Perlu diingat pula bagaimana kita kalah di semifinal Thomas Cup 2018 dari China. Ginting kalah dari Chen Long di partai perdana, SYQ mengalahkan Jojo di partai ketiga dan Duo Menara mengalahkan The Daddies di partai penentuan dengan insiden gagal buka baju yang kondang itu.Â
Dari peringkat, jelas China 2018 jauh lebih mengerikan daripada China 2021. Secara mental, Indonesia juga sudah cukup terbentuk dengan jalan terjal sejak dini.
 Kalau China segrup sama Tahiti dan Belanda yang notabene jelas jauh di bawah mereka, maka Indonesia tergabung di grup neraka. Indonesia menang lawan Thailand dan Taiwan dengan skor sangat tipis 3-2. Di QF dan semifinal pun Indonesia ketemu lawan yang juga berat dengan beban berat.

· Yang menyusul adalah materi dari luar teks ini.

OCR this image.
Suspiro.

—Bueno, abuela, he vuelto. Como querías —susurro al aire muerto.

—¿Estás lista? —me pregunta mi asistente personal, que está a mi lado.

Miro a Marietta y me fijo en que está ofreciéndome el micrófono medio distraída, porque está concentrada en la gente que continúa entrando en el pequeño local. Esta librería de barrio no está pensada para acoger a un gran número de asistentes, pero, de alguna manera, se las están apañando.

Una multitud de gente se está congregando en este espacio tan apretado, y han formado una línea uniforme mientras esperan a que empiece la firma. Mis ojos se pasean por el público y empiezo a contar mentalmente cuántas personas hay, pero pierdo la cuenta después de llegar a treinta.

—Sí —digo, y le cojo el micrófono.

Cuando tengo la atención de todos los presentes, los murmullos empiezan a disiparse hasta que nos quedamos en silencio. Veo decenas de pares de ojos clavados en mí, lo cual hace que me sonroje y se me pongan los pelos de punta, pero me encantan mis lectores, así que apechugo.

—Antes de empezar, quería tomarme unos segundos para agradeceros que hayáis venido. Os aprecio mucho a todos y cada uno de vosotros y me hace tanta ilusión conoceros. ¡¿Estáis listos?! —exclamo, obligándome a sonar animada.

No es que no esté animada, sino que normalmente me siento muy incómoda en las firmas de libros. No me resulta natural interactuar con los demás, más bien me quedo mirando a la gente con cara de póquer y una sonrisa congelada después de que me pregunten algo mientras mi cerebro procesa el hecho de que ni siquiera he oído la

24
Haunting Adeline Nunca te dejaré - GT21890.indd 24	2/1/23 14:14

Ingat pada laga lawan Malaysia, Indonesia berangkat dengan MS1 Anthony Ginting dan MD1 Marcus/Kevin yang belum 2 minggu dikalahkan oleh lawan yang sama di Piala Sudirman.Â
Secara mental, kalau kalah bisa makin anjlok tapi kalau menang bakal sangat yahud dan hasilnya gemilang. Di semi final, Axelsen tidak perlu dihitung. Dia levelnya lagi tinggi-tingginya.Â
Tapi, kemenangan Jojo atas Antonsen menjadi titik balik yang sangat mantap apalagi mengingat belum seminggu Jojo kalah dari Kunlavut di babak penyisihan grup. Jojo tadi adalah Jojo yang selama ini kita rindukan.
Boleh jadi, lemesnya pemain putra kita di Olimpiade dan kemudian Sudirman (ingat, waktu kalah dari Malaysia di Vantaa, dua poin disumbang pemain putri semua) tampaknya memang karena ketiadaan turnamen. Begitu ada laga rutin dan beruntun, nyatanya para jagoan Indonesia masih ada pada levelnya.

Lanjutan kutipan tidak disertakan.